Webster and the CHTU are instead calling for a 9 percent decrease in rents, something they say is sorely needed by tenants who have “been through hell for decades,” not to mention the recent pandemic. Webster, who lives in a rent stabilized apartment in Bedford Stuyvesant, said her apartment currently had no heat and her landlord had hundreds of complaints against him and did nothing about it. She said she was certain he would not put any of his increased income back into his buildings.
Webster said she wanted Mayor Eric Adams to be aware of what low income New Yorkers in rent stabilized apartments were going through and stressed that increasing rents would lead to more homelessness. “He has to think about the people that cannot afford the rent. We want him to think about the poor people.”
Rent stabilized tenant Jannette Perez shared similar concerns with the Rent Guidelines Board at an April 26 hearing, saying she would likely face eviction from her apartment if the rent was increased, given the struggle she was currently having to make ends meet. Through a translator, Perez said that she had experienced unemployment during the pandemic and was still waiting on her full Emergency Rental Assistance Payment, and the additional cost per month could push her over the edge.
The tenants have also found support in a number of local politicians.
Brooklyn state Sen. Zellnor Myrie, who represents the 20th District, told Brownstoner that the 50,000 rent-stabilized families he represents were the “very working class New Yorkers this mayor claims to champion.”
“Many of them are living paycheck to paycheck, in an ongoing pandemic, with inflation and evictions at historic highs,” he said. “A 9 percent rent increase would be devastating, and would call into serious question this administration’s commitment to protecting communities like mine.”
New York City Public Advocate Jumaane Williams and Comptroller Brad Lander also released statements ahead of the vote touting the damage the increase would have on many of the city’s low income renters.
Williams said although it was undeniable that housing costs were increasing for everyone, including owners, the solution was not to demand increased rent from the tenants who were struggling.
“Rising, unpayable rents will do nothing to alleviate the costs incurred over the pandemic – rather, they will exacerbate the problem and escalate the mounting eviction crisis,” he said.
However, representatives for landlords said the increases were much needed to keep up with a “widening and worrisome divergence between income from residential units and the expenses confronting rent stabilized property owners,” a spokesperson for the industry association Real Estate Board of New York told Brownstoner.
During the hearing, homeowner board members Robert Elrich and Christina Smyth said landlords were hurting with inflation and the rising costs of maintaining safe housing, and needed even greater rent increases to keep providing adequate services.
“These ranges will not put a dime more of profit in the pockets of homeowners,” Smyth said, referring to 4.5 to 6.5 percent increases for one-year leases and 6.5 to 8.5 percent increases for two-year leases.
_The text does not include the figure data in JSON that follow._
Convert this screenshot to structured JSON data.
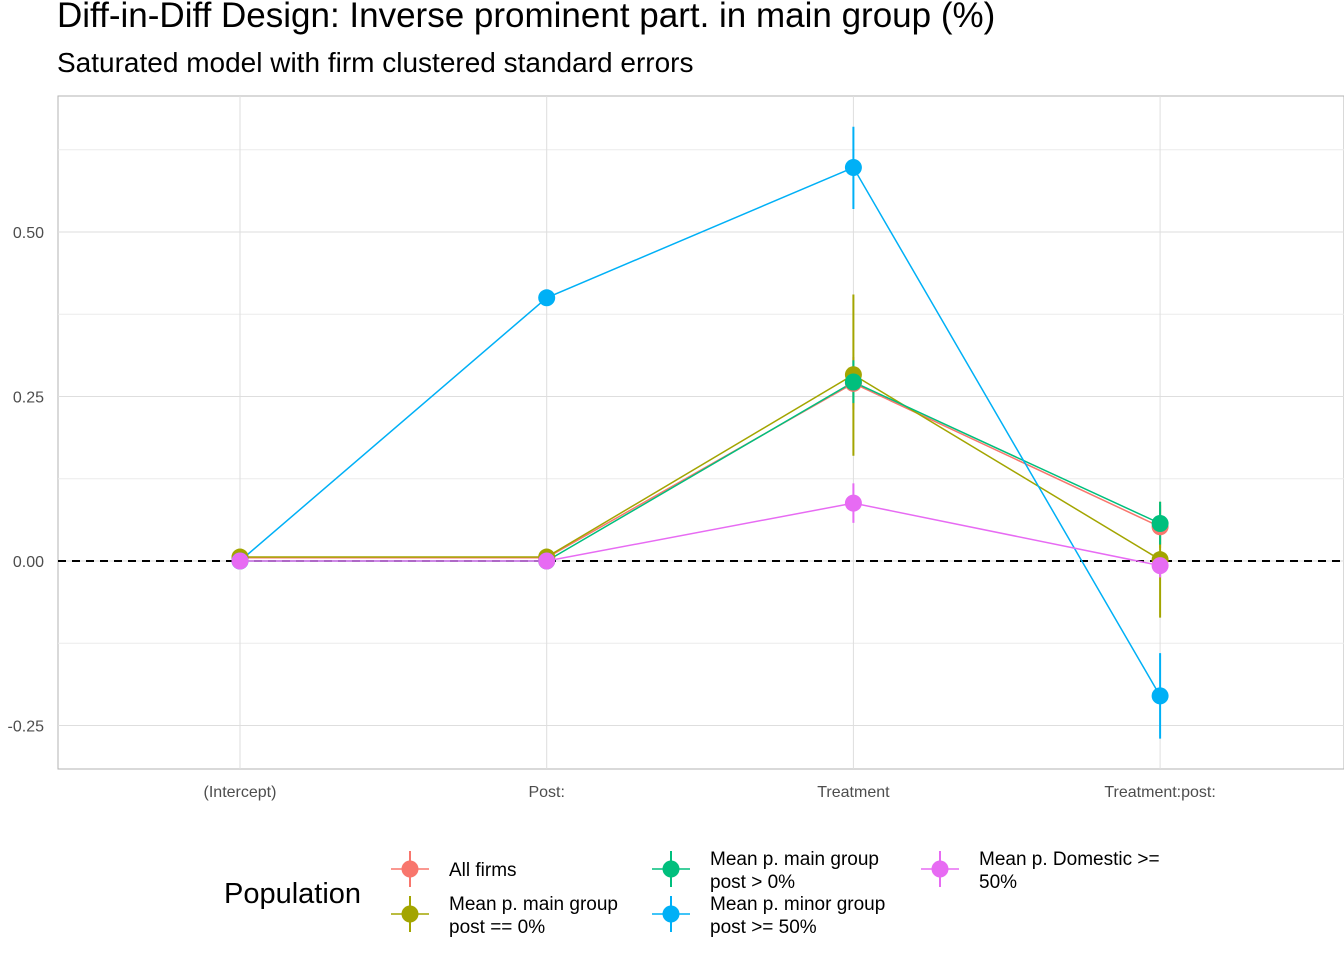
{
  "chart_data": {
    "type": "line",
    "title": "Diff-in-Diff Design: Inverse prominent part. in main group (%)",
    "subtitle": "Saturated model with firm clustered standard errors",
    "xlabel": "",
    "ylabel": "",
    "categories": [
      "(Intercept)",
      "Post:",
      "Treatment",
      "Treatment:post:"
    ],
    "ylim": [
      -0.31,
      0.71
    ],
    "yticks": [
      -0.25,
      0.0,
      0.25,
      0.5
    ],
    "ytick_labels": [
      "-0.25",
      "0.00",
      "0.25",
      "0.50"
    ],
    "grid": true,
    "reference_line": 0.0,
    "legend": {
      "title": "Population",
      "position": "bottom"
    },
    "series": [
      {
        "name": "All firms",
        "color": "#F8766D",
        "values": [
          0.005,
          0.005,
          0.27,
          0.052
        ],
        "lower": [
          0.005,
          0.005,
          0.23,
          0.02
        ],
        "upper": [
          0.005,
          0.005,
          0.31,
          0.085
        ]
      },
      {
        "name": "Mean p. main group post == 0%",
        "color": "#A3A500",
        "values": [
          0.006,
          0.006,
          0.283,
          0.002
        ],
        "lower": [
          0.006,
          0.006,
          0.16,
          -0.086
        ],
        "upper": [
          0.006,
          0.006,
          0.405,
          0.09
        ]
      },
      {
        "name": "Mean p. main group post > 0%",
        "color": "#00BF7D",
        "values": [
          0.0,
          0.0,
          0.272,
          0.057
        ],
        "lower": [
          0.0,
          0.0,
          0.24,
          0.025
        ],
        "upper": [
          0.0,
          0.0,
          0.305,
          0.09
        ]
      },
      {
        "name": "Mean p. minor group post >= 50%",
        "color": "#00B0F6",
        "values": [
          0.0,
          0.4,
          0.598,
          -0.205
        ],
        "lower": [
          0.0,
          0.4,
          0.535,
          -0.27
        ],
        "upper": [
          0.0,
          0.4,
          0.66,
          -0.14
        ]
      },
      {
        "name": "Mean p. Domestic >= 50%",
        "color": "#E76BF3",
        "values": [
          0.0,
          0.0,
          0.088,
          -0.007
        ],
        "lower": [
          0.0,
          0.0,
          0.058,
          -0.025
        ],
        "upper": [
          0.0,
          0.0,
          0.118,
          0.01
        ]
      }
    ],
    "legend_items": [
      {
        "series": 0,
        "lines": [
          "All firms"
        ]
      },
      {
        "series": 1,
        "lines": [
          "Mean p. main group",
          "post == 0%"
        ]
      },
      {
        "series": 2,
        "lines": [
          "Mean p. main group",
          "post > 0%"
        ]
      },
      {
        "series": 3,
        "lines": [
          "Mean p. minor group",
          "post >= 50%"
        ]
      },
      {
        "series": 4,
        "lines": [
          "Mean p. Domestic >=",
          "50%"
        ]
      }
    ]
  }
}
Due to the “volatile nature of inflation,” the increases wouldn’t even offset rising interest rates and costs of water, energy, gas and more, she added.
Increasing rents for rent stabilized apartments was, the pair said, vital to ensuring the city did not decommodify its housing stock, with buildings slipping into dilapidation and owners into insolvency.
The Rent Guidelines Board will hold two public hearings on the proposed increases ahead of a final vote on June 21, 2022.
This story first appeared on Brownstoner.